Cloning and characterization of the genes encoding the hemolysin of Haemophilus ducreyi.

We previously identified a heat- and protease-labile haemolytic activity expressed by Haemophilus ducreyi. In order to characterize the haemolysin at the molecular level, genomic DNA from H. ducreyi was probed with haemolysin genes from other Gram-negative organisms. The haemolysin genes of Proteus mirabilis hybridized to H. ducreyi DNA suggesting that the haemolysin of H. ducreyi is related to the Proteus/Serratia pore-forming family of haemolysins. Tn916 mutagenesis was employed to isolate haemolysin-deficient mutants. Approximately 5000 Tn916 transposon mutants were screened for the loss of haemolytic activity and two mutants were identified. One mutant, designated 35,000-1, was further characterized.

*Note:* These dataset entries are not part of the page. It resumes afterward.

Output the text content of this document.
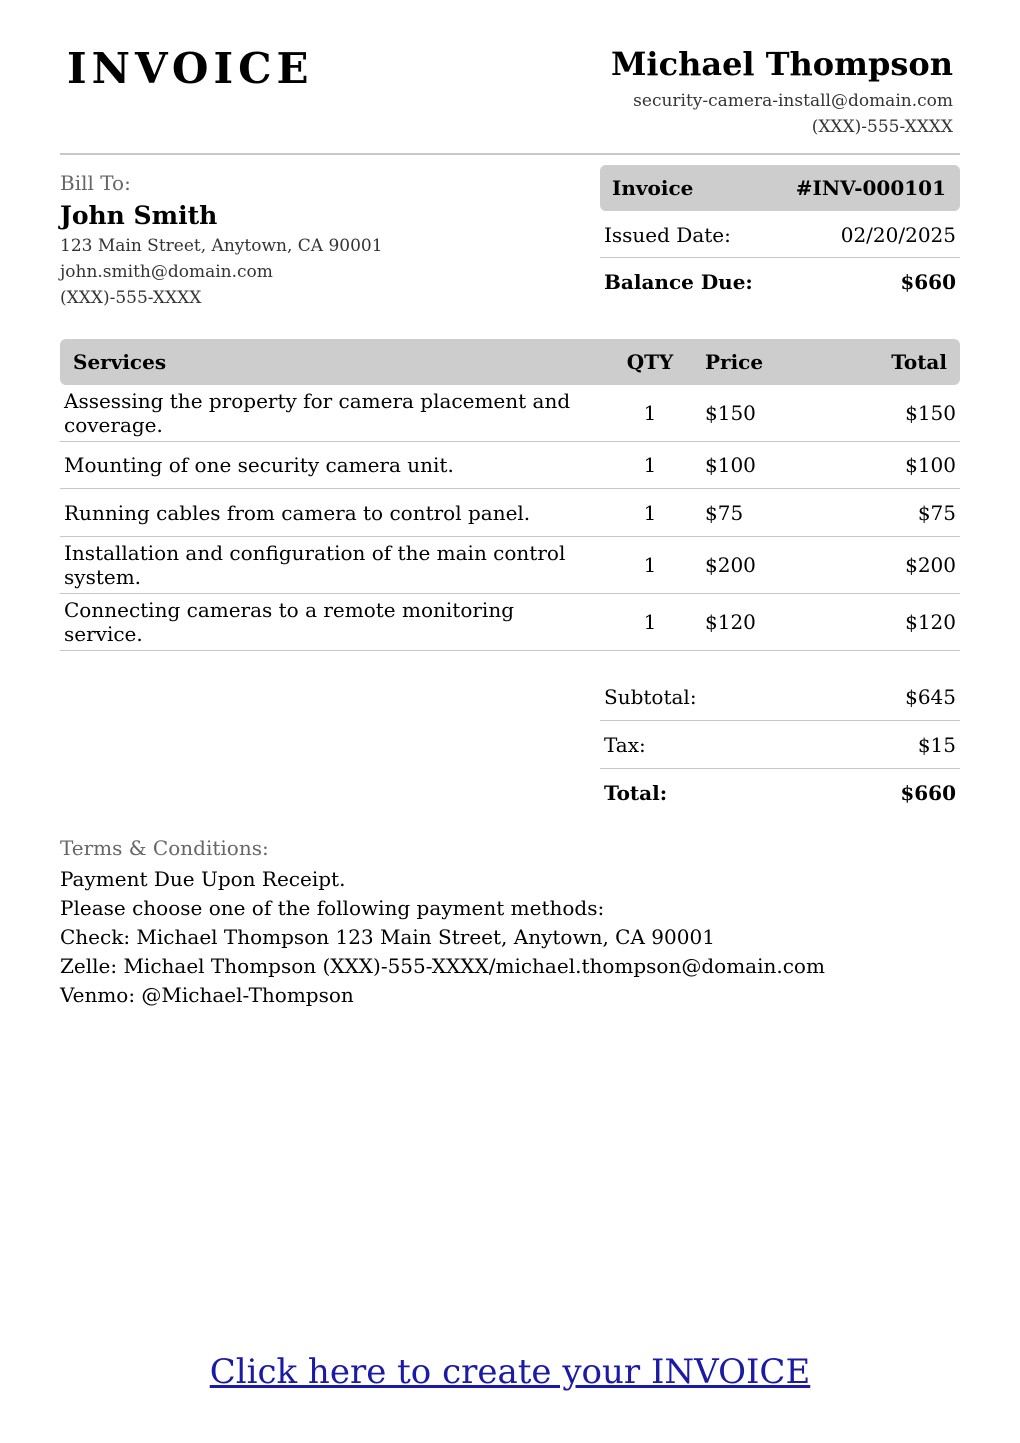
INVOICE	Michael Thompson
security-camera-install@domain.com
(XXX)-555-XXXX
Bill To:
John Smith
123 Main Street, Anytown, CA 90001
john.smith@domain.com
(XXX)-555-XXXX
Invoice	#INV-000101
Issued Date:	02/20/2025
Balance Due:	$660
Services	QTY Price	Total
Assessing the property for camera placement and coverage.	1	$150	$150
Mounting of one security camera unit.	1	$100	$100
Running cables from camera to control panel.	1	$75	$75
Installation and configuration of the main control system.	1	$200	$200
Connecting cameras to a remote monitoring service.	1	$120	$120
Subtotal:	$645
Tax:	$15
Total:	$660
Terms & Conditions:
Payment Due Upon Receipt.
Please choose one of the following payment methods:
Check: Michael Thompson 123 Main Street, Anytown, CA 90001
Zelle: Michael Thompson (XXX)-555-XXXX/michael.thompson@domain.com
Venmo: @Michael-Thompson
Click here to create your INVOICE
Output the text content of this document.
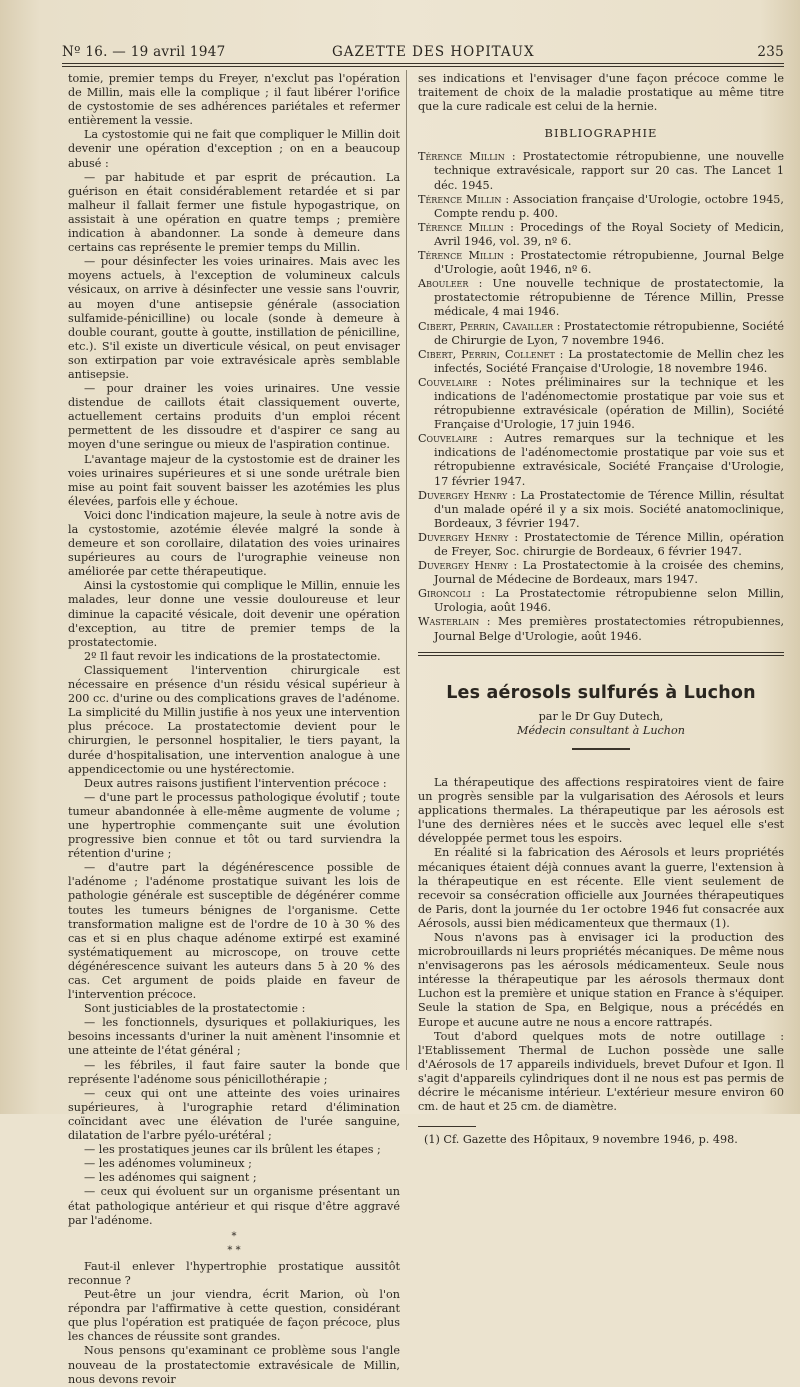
Nº 16. — 19 avril 1947	GAZETTE DES HOPITAUX	235

tomie, premier temps du Freyer, n'exclut pas l'opération de Millin, mais elle la complique ; il faut libérer l'orifice de cystostomie de ses adhérences pariétales et refermer entièrement la vessie.

La cystostomie qui ne fait que compliquer le Millin doit devenir une opération d'exception ; on en a beaucoup abusé :

— par habitude et par esprit de précaution. La guérison en était considérablement retardée et si par malheur il fallait fermer une fistule hypogastrique, on assistait à une opération en quatre temps ; première indication à abandonner. La sonde à demeure dans certains cas représente le premier temps du Millin.

— pour désinfecter les voies urinaires. Mais avec les moyens actuels, à l'exception de volumineux calculs vésicaux, on arrive à désinfecter une vessie sans l'ouvrir, au moyen d'une antisepsie générale (association sulfamide-pénicilline) ou locale (sonde à demeure à double courant, goutte à goutte, instillation de pénicilline, etc.). S'il existe un diverticule vésical, on peut envisager son extirpation par voie extravésicale après semblable antisepsie.

— pour drainer les voies urinaires. Une vessie distendue de caillots était classiquement ouverte, actuellement certains produits d'un emploi récent permettent de les dissoudre et d'aspirer ce sang au moyen d'une seringue ou mieux de l'aspiration continue.

L'avantage majeur de la cystostomie est de drainer les voies urinaires supérieures et si une sonde urétrale bien mise au point fait souvent baisser les azotémies les plus élevées, parfois elle y échoue.

Voici donc l'indication majeure, la seule à notre avis de la cystostomie, azotémie élevée malgré la sonde à demeure et son corollaire, dilatation des voies urinaires supérieures au cours de l'urographie veineuse non améliorée par cette thérapeutique.

Ainsi la cystostomie qui complique le Millin, ennuie les malades, leur donne une vessie douloureuse et leur diminue la capacité vésicale, doit devenir une opération d'exception, au titre de premier temps de la prostatectomie.

2º Il faut revoir les indications de la prostatectomie.

Classiquement l'intervention chirurgicale est nécessaire en présence d'un résidu vésical supérieur à 200 cc. d'urine ou des complications graves de l'adénome. La simplicité du Millin justifie à nos yeux une intervention plus précoce. La prostatectomie devient pour le chirurgien, le personnel hospitalier, le tiers payant, la durée d'hospitalisation, une intervention analogue à une appendicectomie ou une hystérectomie.

Deux autres raisons justifient l'intervention précoce :

— d'une part le processus pathologique évolutif ; toute tumeur abandonnée à elle-même augmente de volume ; une hypertrophie commençante suit une évolution progressive bien connue et tôt ou tard surviendra la rétention d'urine ;

— d'autre part la dégénérescence possible de l'adénome ; l'adénome prostatique suivant les lois de pathologie générale est susceptible de dégénérer comme toutes les tumeurs bénignes de l'organisme. Cette transformation maligne est de l'ordre de 10 à 30 % des cas et si en plus chaque adénome extirpé est examiné systématiquement au microscope, on trouve cette dégénérescence suivant les auteurs dans 5 à 20 % des cas. Cet argument de poids plaide en faveur de l'intervention précoce.

Sont justiciables de la prostatectomie :

— les fonctionnels, dysuriques et pollakiuriques, les besoins incessants d'uriner la nuit amènent l'insomnie et une atteinte de l'état général ;

— les fébriles, il faut faire sauter la bonde que représente l'adénome sous pénicillothérapie ;

— ceux qui ont une atteinte des voies urinaires supérieures, à l'urographie retard d'élimination coïncidant avec une élévation de l'urée sanguine, dilatation de l'arbre pyélo-urétéral ;

— les prostatiques jeunes car ils brûlent les étapes ;

— les adénomes volumineux ;

— les adénomes qui saignent ;

— ceux qui évoluent sur un organisme présentant un état pathologique antérieur et qui risque d'être aggravé par l'adénome.

*
* *

Faut-il enlever l'hypertrophie prostatique aussitôt reconnue ?

Peut-être un jour viendra, écrit Marion, où l'on répondra par l'affirmative à cette question, considérant que plus l'opération est pratiquée de façon précoce, plus les chances de réussite sont grandes.

Nous pensons qu'examinant ce problème sous l'angle nouveau de la prostatectomie extravésicale de Millin, nous devons revoir

ses indications et l'envisager d'une façon précoce comme le traitement de choix de la maladie prostatique au même titre que la cure radicale est celui de la hernie.

BIBLIOGRAPHIE

Térence Millin : Prostatectomie rétropubienne, une nouvelle technique extravésicale, rapport sur 20 cas. The Lancet 1 déc. 1945.

Térence Millin : Association française d'Urologie, octobre 1945, Compte rendu p. 400.

Térence Millin : Procedings of the Royal Society of Medicin, Avril 1946, vol. 39, nº 6.

Térence Millin : Prostatectomie rétropubienne, Journal Belge d'Urologie, août 1946, nº 6.

Abouleer : Une nouvelle technique de prostatectomie, la prostatectomie rétropubienne de Térence Millin, Presse médicale, 4 mai 1946.

Cibert, Perrin, Cavailler : Prostatectomie rétropubienne, Société de Chirurgie de Lyon, 7 novembre 1946.

Cibert, Perrin, Collenet : La prostatectomie de Mellin chez les infectés, Société Française d'Urologie, 18 novembre 1946.

Couvelaire : Notes préliminaires sur la technique et les indications de l'adénomectomie prostatique par voie sus et rétropubienne extravésicale (opération de Millin), Société Française d'Urologie, 17 juin 1946.

Couvelaire : Autres remarques sur la technique et les indications de l'adénomectomie prostatique par voie sus et rétropubienne extravésicale, Société Française d'Urologie, 17 février 1947.

Duvergey Henry : La Prostatectomie de Térence Millin, résultat d'un malade opéré il y a six mois. Société anatomoclinique, Bordeaux, 3 février 1947.

Duvergey Henry : Prostatectomie de Térence Millin, opération de Freyer, Soc. chirurgie de Bordeaux, 6 février 1947.

Duvergey Henry : La Prostatectomie à la croisée des chemins, Journal de Médecine de Bordeaux, mars 1947.

Gironcoli : La Prostatectomie rétropubienne selon Millin, Urologia, août 1946.

Wasterlain : Mes premières prostatectomies rétropubiennes, Journal Belge d'Urologie, août 1946.

Les aérosols sulfurés à Luchon

par le Dr Guy Dutech,

Médecin consultant à Luchon

La thérapeutique des affections respiratoires vient de faire un progrès sensible par la vulgarisation des Aérosols et leurs applications thermales. La thérapeutique par les aérosols est l'une des dernières nées et le succès avec lequel elle s'est développée permet tous les espoirs.

En réalité si la fabrication des Aérosols et leurs propriétés mécaniques étaient déjà connues avant la guerre, l'extension à la thérapeutique en est récente. Elle vient seulement de recevoir sa consécration officielle aux Journées thérapeutiques de Paris, dont la journée du 1er octobre 1946 fut consacrée aux Aérosols, aussi bien médicamenteux que thermaux (1).

Nous n'avons pas à envisager ici la production des microbrouillards ni leurs propriétés mécaniques. De même nous n'envisagerons pas les aérosols médicamenteux. Seule nous intéresse la thérapeutique par les aérosols thermaux dont Luchon est la première et unique station en France à s'équiper. Seule la station de Spa, en Belgique, nous a précédés en Europe et aucune autre ne nous a encore rattrapés.

Tout d'abord quelques mots de notre outillage : l'Etablissement Thermal de Luchon possède une salle d'Aérosols de 17 appareils individuels, brevet Dufour et Igon. Il s'agit d'appareils cylindriques dont il ne nous est pas permis de décrire le mécanisme intérieur. L'extérieur mesure environ 60 cm. de haut et 25 cm. de diamètre.

(1) Cf. Gazette des Hôpitaux, 9 novembre 1946, p. 498.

Sequences flanking the Tn916 element in strain 35,000-1 were employed to identify clones from a lambda DASHII library of H. ducreyi strain 35,000 DNA. A 13 kb insert from one lambda clone was selected for further study. This 13 kb fragment was able to both confer haemolytic activity to Escherichia coli and complement the haemolysin deficiency in strain 35,000-1. The haemolysin gene cluster was cloned from this 13 kb insert and two genes, designated hhdA and hhdB, were identified. The derived amino acid sequence of these genes demonstrated homology to the haemolysin and activation/secretion proteins of P. mirabilis and Serratia marcescens.